Booking.com alone employs about 17,000 people and the travel crash “has hit, and will continue to hit, our business hard,” said CEO Glenn Fogel.
The company is in talks with unions and workers’ organizations to time the cuts and decide which workers to let go.
Competitor TripAdvisor previously moved to cut about 900 jobs, roughly a quarter of its workforce. Expedia Group reported last week its bookings had fallen 90 percent in this year’s second quarter.
BROOKFIELD PARTNERS BOWS OUT. The international real estate firm had planned to redevelop an abandoned mall in Burlington, VT, into a residential and office combination.
After three years of work, the company had demolished the mall, prepared the site, and gathered needed permits. But after the economic shutdown, the project no longer will be able to meet the company’s minimum rate of return, executives said.
Brookfield turned the project over to its local partner, Devonshire Investors.
The University of Vermont Medical Center had pledged to move into the new development.
Burlington’s mayor called the abandonment “a breach of faith.”
Brookfield has specialized in converting old malls into mixed-use centers and owned 122 U.S. retail properties as of 1 April.
SAUDI ARAMCO NET INCOME SLASHED IN HALF. Saudi Arabia’s national oil company reported net income of $23.2 billion in this year’s first half, slightly less than half of the amount it posted for the same period in 2019.
The company still will pay its second-quarter dividend, totaling $18.75 billion, in the third quarter this year.
Saudi Aramco now expects its capital expenditures for 2020 to be slightly above $25 billion, compared to $32.7 billion last year.
The global oil industry is reeling from a glutted market as the world’s economic shutdown collapsed demand for oil for fuel and chemical feedstocks.
As a result, oil companies are drastically reducing the estimated value of their reserves and hundreds of smaller producers are on, or over, the edge of failure.

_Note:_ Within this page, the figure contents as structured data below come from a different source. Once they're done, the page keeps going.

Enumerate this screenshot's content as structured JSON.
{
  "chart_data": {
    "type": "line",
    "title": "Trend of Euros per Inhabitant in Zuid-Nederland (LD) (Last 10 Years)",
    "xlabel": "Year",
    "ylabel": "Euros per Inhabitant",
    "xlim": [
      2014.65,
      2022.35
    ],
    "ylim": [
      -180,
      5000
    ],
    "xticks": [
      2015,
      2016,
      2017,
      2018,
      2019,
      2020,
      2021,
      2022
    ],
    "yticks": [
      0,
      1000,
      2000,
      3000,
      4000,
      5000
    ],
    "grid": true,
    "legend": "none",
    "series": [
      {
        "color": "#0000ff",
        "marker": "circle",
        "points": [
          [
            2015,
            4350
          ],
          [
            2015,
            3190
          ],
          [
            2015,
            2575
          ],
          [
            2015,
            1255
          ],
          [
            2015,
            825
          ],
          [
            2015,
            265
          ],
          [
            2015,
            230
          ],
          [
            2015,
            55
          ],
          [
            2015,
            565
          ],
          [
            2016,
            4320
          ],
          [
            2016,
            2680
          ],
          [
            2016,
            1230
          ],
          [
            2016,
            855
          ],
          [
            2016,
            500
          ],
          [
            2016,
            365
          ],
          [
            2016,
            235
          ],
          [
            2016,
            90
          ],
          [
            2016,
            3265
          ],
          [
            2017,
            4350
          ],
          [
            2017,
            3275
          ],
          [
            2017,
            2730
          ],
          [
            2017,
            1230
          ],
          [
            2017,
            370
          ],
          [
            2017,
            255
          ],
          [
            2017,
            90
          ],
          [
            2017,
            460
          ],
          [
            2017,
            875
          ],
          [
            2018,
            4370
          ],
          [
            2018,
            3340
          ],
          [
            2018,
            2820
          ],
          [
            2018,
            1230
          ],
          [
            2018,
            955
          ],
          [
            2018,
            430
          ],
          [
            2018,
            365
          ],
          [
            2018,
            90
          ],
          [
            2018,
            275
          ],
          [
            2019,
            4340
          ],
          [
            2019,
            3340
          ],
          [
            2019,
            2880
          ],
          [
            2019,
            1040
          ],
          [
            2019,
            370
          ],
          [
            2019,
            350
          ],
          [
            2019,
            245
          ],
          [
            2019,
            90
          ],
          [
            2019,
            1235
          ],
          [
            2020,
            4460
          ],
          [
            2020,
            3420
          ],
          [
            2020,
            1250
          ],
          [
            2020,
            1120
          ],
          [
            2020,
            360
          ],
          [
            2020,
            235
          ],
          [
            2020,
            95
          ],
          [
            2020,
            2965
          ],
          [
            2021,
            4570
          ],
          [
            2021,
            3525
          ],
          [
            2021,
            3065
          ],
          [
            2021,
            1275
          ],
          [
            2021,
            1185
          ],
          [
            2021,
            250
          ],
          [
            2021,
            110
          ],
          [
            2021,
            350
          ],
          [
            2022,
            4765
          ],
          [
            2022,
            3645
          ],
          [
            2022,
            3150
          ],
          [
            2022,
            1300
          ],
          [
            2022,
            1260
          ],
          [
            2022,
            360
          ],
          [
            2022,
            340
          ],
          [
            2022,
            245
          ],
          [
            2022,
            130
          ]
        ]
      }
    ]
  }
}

Yet, Saudi Aramco sees the barrel as half full. “We are seeing a partial recovery in the energy market as countries around the world take steps to ease restrictions and reboot their economies,” said Amin Nasser, the company’s CEO.
This year’s earnings will suffer, he added.
TREND FORECAST: Brent Crude prices have been hovering in the low to mid-$40 a-barrel range for several weeks.
Today, on the news that the Washington was poised to inject yet another massive dose of monetary methadone to artificially prop up the world’s second largest economy, crude oil prices spiked 2 percent.
But by the day’s end, Brent Crude fell 1.16 percent, closing at $44.47 a barrel. We maintain our forecast that supply will continue to outpace demand despite injections by governments and central banks to artificially prop up economies.